Старый жрец буркнул что-то невразумительное, но вряд ли лестное для хуастека, и отошел.
– Вот так всегда, – Ингьяльд потянулся всем телом, так что затрещали кости. – Пищу духовную грубо променяли на телесную…
От костра тянуло жареной собачатиной.
Вода в озере была не голубая, а какая-то серая, цвета старого серебра, отраженные в ней вершины гор казались черными, а висящее в зените солнце – белым.
– Тецкоко, – сказал глава посольства и, опустившись на корточки, коснулся воды кончиками пальцев.
Берег тянулся в обе стороны ровный, словно лезвие меча, на юге виднелась деревня, от нее к хуастекам спешили какие-то люди.
– Неужто передерутся? – с надеждой спросил Ингьяльд. – А мы под шумок удерем, клянусь ушами Фреки.
– Размечтался, – буркнул Арнвид.
Глава посольства вышел вперед, поднял руки, показывая, что в них нет оружия, и бегущие по берегу люди, вооруженные мечами и облаченные в длинные, цветастые накидки, перешли на шаг.
– Кто вы такие? – спросил передний, багроволицый толстяк, по лицу которого стекали крупные капли пота, а в ушах колыхались золотые серьги, украшенные кусочками бирюзы.
– Послы из страны хуастеков к великому императору народа мешиков.
– Вот как? – в голосе толстяка появилось уныние. – Это вам что, в Теночтитлан надо?
– Именно, – глава посольства кивнул. – И как можно быстрее.
– Видит Тлалок, все люди на счету, работы в полях полно, а тут еще всякие… – проворчал толстяк. – Пойдемте, я дам вам лодки и гребцов…
Развернувшись, он зашагал обратно к деревне.
– Это кто такой? – спросил Арнвид, когда посольство двинулось следом.
– Староста, – объяснил Ицкоатль. – Хотя у ацтеков и сам император носит тот же титул…
Деревня приблизилась, стали видны покачивающиеся на воде лодки, связанные из тростника, возившиеся около них люди в набедренных повязках и обернутых вокруг головы кусках ткани.
– Секоатль, Акамапичтли, – принялся командовать толстяк. – Отвезете посла и его свиту в Теночтитлан, доложите куда следует.
В выглядящую хлипкой лодочку Арнвид вступил с некоторой опаской, тростник затрещал, а когда внутрь шагнул Гримгельмир, то утлое суденышко просело и закачалось.
Ацтеки побледнели, отпрыск Вафтруднира оскалил черные зубы.
В лодку с викингами сели шестеро гребцов и столько же воинов, расположились вдоль бортов.

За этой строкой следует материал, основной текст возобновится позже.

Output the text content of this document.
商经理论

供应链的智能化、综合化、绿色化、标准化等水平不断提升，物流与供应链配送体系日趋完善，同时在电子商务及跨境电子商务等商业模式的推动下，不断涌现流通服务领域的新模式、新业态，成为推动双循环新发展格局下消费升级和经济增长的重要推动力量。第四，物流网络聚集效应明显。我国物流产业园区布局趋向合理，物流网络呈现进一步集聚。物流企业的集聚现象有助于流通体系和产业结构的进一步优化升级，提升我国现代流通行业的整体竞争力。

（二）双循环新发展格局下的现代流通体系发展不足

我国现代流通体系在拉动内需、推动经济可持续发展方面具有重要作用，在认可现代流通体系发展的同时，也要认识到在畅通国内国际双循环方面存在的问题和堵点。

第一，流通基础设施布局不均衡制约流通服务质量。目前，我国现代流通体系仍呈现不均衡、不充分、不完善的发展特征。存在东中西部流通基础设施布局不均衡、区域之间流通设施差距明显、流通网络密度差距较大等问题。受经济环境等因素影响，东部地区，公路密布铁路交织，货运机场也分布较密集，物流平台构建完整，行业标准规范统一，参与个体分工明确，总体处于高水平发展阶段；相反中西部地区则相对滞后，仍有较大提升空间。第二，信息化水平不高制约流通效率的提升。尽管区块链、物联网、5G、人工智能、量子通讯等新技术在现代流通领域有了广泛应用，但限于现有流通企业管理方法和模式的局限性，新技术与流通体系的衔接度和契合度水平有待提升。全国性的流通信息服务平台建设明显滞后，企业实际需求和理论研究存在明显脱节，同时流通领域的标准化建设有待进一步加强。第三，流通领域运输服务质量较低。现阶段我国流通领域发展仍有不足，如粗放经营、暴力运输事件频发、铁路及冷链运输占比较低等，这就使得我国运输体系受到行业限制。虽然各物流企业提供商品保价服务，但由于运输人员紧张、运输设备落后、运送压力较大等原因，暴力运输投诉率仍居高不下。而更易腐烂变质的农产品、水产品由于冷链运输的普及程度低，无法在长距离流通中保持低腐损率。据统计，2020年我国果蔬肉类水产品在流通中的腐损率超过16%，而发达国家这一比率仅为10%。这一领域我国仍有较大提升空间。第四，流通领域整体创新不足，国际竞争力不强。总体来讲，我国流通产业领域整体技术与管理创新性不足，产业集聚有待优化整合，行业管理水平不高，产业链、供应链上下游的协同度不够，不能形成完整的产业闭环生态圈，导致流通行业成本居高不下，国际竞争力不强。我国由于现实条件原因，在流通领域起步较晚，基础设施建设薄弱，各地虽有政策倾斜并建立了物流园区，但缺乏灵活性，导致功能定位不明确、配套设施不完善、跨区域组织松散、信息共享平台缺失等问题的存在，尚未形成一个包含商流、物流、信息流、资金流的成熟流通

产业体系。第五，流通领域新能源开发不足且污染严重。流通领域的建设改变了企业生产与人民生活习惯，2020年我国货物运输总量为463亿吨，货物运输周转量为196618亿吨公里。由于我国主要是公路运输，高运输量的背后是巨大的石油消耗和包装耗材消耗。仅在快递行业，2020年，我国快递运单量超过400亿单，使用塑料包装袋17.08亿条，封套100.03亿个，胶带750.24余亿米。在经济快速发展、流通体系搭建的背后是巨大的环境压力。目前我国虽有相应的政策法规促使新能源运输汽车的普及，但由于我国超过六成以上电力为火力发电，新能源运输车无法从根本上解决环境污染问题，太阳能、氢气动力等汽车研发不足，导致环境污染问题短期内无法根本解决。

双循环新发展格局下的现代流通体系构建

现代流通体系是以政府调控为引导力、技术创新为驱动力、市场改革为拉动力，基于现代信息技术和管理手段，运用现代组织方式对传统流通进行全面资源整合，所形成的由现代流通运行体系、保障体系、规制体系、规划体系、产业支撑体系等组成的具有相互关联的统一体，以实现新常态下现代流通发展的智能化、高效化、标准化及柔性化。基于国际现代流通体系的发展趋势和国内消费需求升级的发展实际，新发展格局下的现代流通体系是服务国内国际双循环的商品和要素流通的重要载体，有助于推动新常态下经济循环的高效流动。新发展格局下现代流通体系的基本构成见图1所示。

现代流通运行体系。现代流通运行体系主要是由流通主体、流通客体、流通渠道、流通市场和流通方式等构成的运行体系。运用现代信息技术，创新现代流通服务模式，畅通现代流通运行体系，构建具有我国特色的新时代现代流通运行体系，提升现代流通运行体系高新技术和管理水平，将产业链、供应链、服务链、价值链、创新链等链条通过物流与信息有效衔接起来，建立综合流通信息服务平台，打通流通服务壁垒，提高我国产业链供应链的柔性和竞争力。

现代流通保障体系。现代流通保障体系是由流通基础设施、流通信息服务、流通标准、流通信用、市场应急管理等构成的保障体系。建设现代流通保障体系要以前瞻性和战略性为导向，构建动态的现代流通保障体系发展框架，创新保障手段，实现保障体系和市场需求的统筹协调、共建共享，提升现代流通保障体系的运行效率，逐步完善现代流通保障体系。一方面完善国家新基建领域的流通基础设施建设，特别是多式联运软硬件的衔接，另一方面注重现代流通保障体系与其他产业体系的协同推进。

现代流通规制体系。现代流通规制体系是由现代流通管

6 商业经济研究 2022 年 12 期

Весла опустились в озеро, и берег потихоньку начал отодвигаться.
Вода плескала о борта, напоминая о той, что омывает днище плывущего по морю драккара, и Арнвид не удержался, перевесился через борт, опустил связанные руки в серебристые волны.

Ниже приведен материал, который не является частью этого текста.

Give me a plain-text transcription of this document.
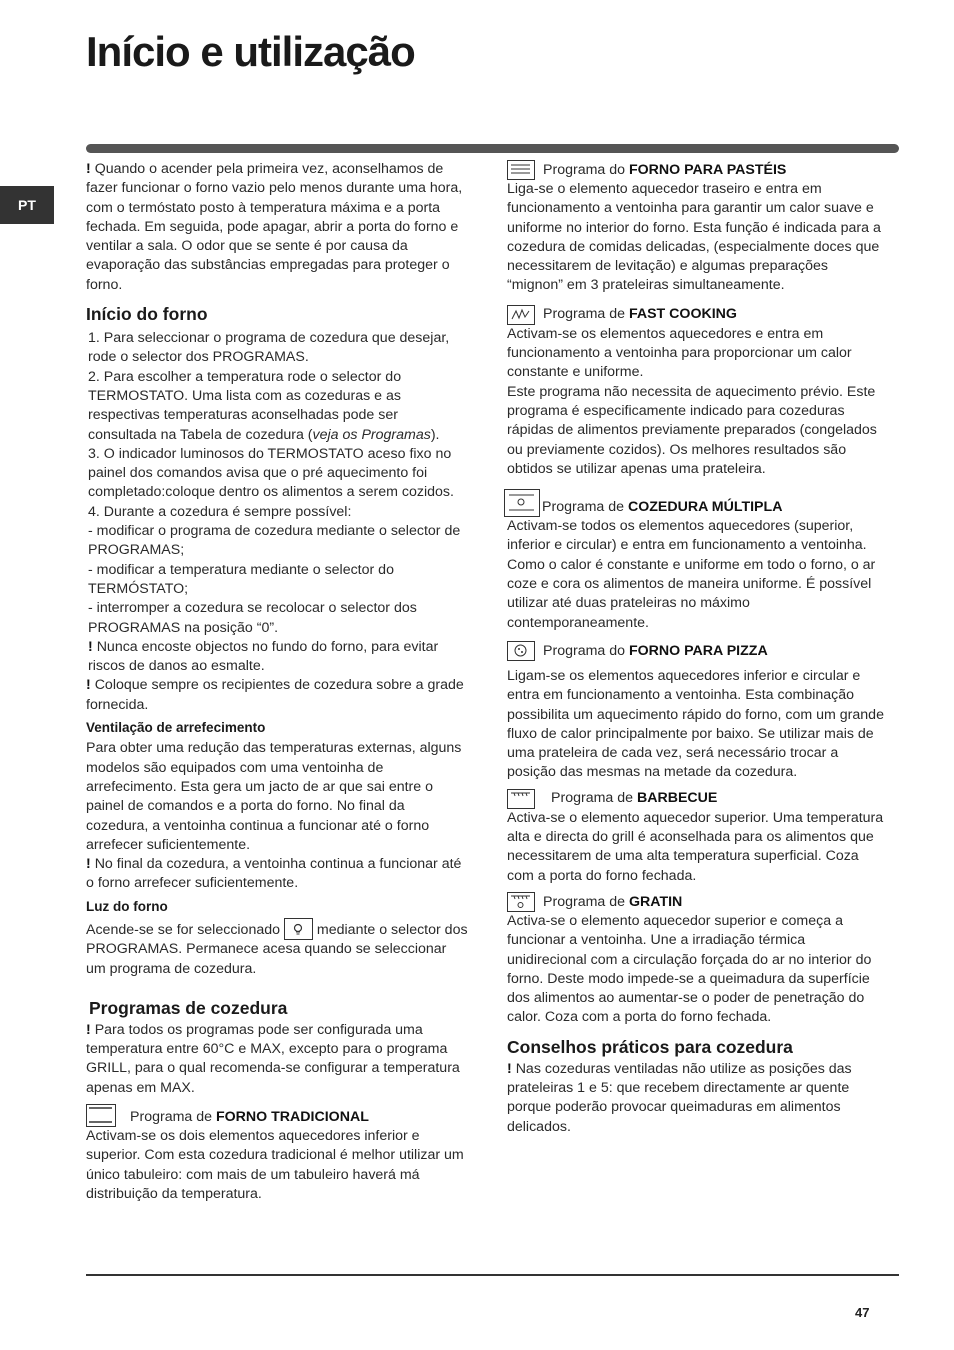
Início e utilização
PT

! Quando o acender pela primeira vez, aconselhamos de fazer funcionar o forno vazio pelo menos durante uma hora, com o termóstato posto à temperatura máxima e a porta fechada. Em seguida, pode apagar, abrir a porta do forno e ventilar a sala. O odor que se sente é por causa da evaporação das substâncias empregadas para proteger o forno.

Início do forno

1. Para seleccionar o programa de cozedura que desejar, rode o selector dos PROGRAMAS.

2. Para escolher a temperatura rode o selector do TERMOSTATO. Uma lista com as cozeduras e as respectivas temperaturas aconselhadas pode ser consultada na Tabela de cozedura (veja os Programas).

3. O indicador luminosos do TERMOSTATO aceso fixo no painel dos comandos avisa que o pré aquecimento foi completado:coloque dentro os alimentos a serem cozidos.

4. Durante a cozedura é sempre possível:

- modificar o programa de cozedura mediante o selector de PROGRAMAS;

- modificar a temperatura mediante o selector do TERMÓSTATO;

- interromper a cozedura se recolocar o selector dos PROGRAMAS na posição “0”.

! Nunca encoste objectos no fundo do forno, para evitar riscos de danos ao esmalte.

! Coloque sempre os recipientes de cozedura sobre a grade fornecida.

Ventilação de arrefecimento

Para obter uma redução das temperaturas externas, alguns modelos são equipados com uma ventoinha de arrefecimento. Esta gera um jacto de ar que sai entre o painel de comandos e a porta do forno. No final da cozedura, a ventoinha continua a funcionar até o forno arrefecer suficientemente.

! No final da cozedura, a ventoinha continua a funcionar até o forno arrefecer suficientemente.

Luz do forno

Acende-se se for seleccionado	mediante o selector dos PROGRAMAS. Permanece acesa quando se seleccionar um programa de cozedura.

Programas de cozedura

! Para todos os programas pode ser configurada uma temperatura entre 60°C e MAX, excepto para o programa GRILL, para o qual recomenda-se configurar a temperatura apenas em MAX.

Programa de FORNO TRADICIONAL

Activam-se os dois elementos aquecedores inferior e superior. Com esta cozedura tradicional é melhor utilizar um único tabuleiro: com mais de um tabuleiro haverá má distribuição da temperatura.

Programa do FORNO PARA PASTÉIS

Liga-se o elemento aquecedor traseiro e entra em funcionamento a ventoinha para garantir um calor suave e uniforme no interior do forno. Esta função é indicada para a cozedura de comidas delicadas, (especialmente doces que necessitarem de levitação) e algumas preparações “mignon” em 3 prateleiras simultaneamente.

Programa de FAST COOKING

Activam-se os elementos aquecedores e entra em funcionamento a ventoinha para proporcionar um calor constante e uniforme.

Este programa não necessita de aquecimento prévio. Este programa é especificamente indicado para cozeduras rápidas de alimentos previamente preparados (congelados ou previamente cozidos). Os melhores resultados são obtidos se utilizar apenas uma prateleira.

Programa de COZEDURA MÚLTIPLA

Activam-se todos os elementos aquecedores (superior, inferior e circular) e entra em funcionamento a ventoinha. Como o calor é constante e uniforme em todo o forno, o ar coze e cora os alimentos de maneira uniforme. É possível utilizar até duas prateleiras no máximo contemporaneamente.

Programa do FORNO PARA PIZZA

Ligam-se os elementos aquecedores inferior e circular e entra em funcionamento a ventoinha. Esta combinação possibilita um aquecimento rápido do forno, com um grande fluxo de calor principalmente por baixo. Se utilizar mais de uma prateleira de cada vez, será necessário trocar a posição das mesmas na metade da cozedura.

Programa de BARBECUE

Activa-se o elemento aquecedor superior. Uma temperatura alta e directa do grill é aconselhada para os alimentos que necessitarem de uma alta temperatura superficial. Coza com a porta do forno fechada.

Programa de GRATIN

Activa-se o elemento aquecedor superior e começa a funcionar a ventoinha. Une a irradiação térmica unidirecional com a circulação forçada do ar no interior do forno. Deste modo impede-se a queimadura da superfície dos alimentos ao aumentar-se o poder de penetração do calor. Coza com a porta do forno fechada.

Conselhos práticos para cozedura

! Nas cozeduras ventiladas não utilize as posições das prateleiras 1 e 5: que recebem directamente ar quente porque poderão provocar queimaduras em alimentos delicados.

47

Невольно поднес ко рту, лизнул, глаза удивленно выпучились.
– Что такое, наставник? – всполошился Ингьяльд.
– Вода соленая, как в море, – эриль все глядел на собственные ладони, словно не веря глазам.
– Тецкоко, – сказал один из ацтеков значительно.

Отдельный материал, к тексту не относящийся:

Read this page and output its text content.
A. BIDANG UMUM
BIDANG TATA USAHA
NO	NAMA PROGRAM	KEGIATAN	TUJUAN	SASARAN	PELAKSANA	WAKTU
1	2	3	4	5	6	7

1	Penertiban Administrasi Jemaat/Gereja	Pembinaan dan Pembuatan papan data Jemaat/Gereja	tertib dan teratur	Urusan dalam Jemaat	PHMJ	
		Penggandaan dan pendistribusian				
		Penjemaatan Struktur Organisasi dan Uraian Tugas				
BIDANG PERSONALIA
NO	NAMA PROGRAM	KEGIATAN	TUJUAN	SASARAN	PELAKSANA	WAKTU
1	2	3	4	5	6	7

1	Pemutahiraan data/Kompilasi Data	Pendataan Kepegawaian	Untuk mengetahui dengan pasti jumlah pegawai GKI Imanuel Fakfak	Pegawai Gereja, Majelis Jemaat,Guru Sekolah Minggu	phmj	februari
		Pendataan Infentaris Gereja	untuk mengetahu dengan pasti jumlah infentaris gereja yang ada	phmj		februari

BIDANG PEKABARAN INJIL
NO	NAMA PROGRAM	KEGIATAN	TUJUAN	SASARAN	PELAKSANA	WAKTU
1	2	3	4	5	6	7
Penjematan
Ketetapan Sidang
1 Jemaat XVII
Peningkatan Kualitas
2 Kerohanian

Солнце неспешно перемещалось по небу, вокруг вершин на западе росли облака, лодки скользили на юг. Навстречу попадались точно такие же, а то и более крупные, одни плыли пустыми, в других виднелись кучи мешков и глиняных посудин.
Гребцы переговаривались, смех далеко разносился над водной гладью.
На юге появилось и начало увеличиваться облачко, будто севшее прямо на озеро. Низ его был зеленым, верх более светлым, роящимися вокруг мушками казались десятки лодок.
– Город, – сказал Гримгельмир без обычного презрения. – Он что, построен на воде? Этого не может быть!
– Теночтитлан, – хмыкнул кто-то из ацтеков.
– Столица мира, – добавил другой.
Облачко увеличилось, стали видны поднимающиеся к небу стройные башни, пирамида, такая большая, что на вершине убрались два здания, ее сестры поменьше, разбросанные между одноэтажных зданий с плоскими крышами.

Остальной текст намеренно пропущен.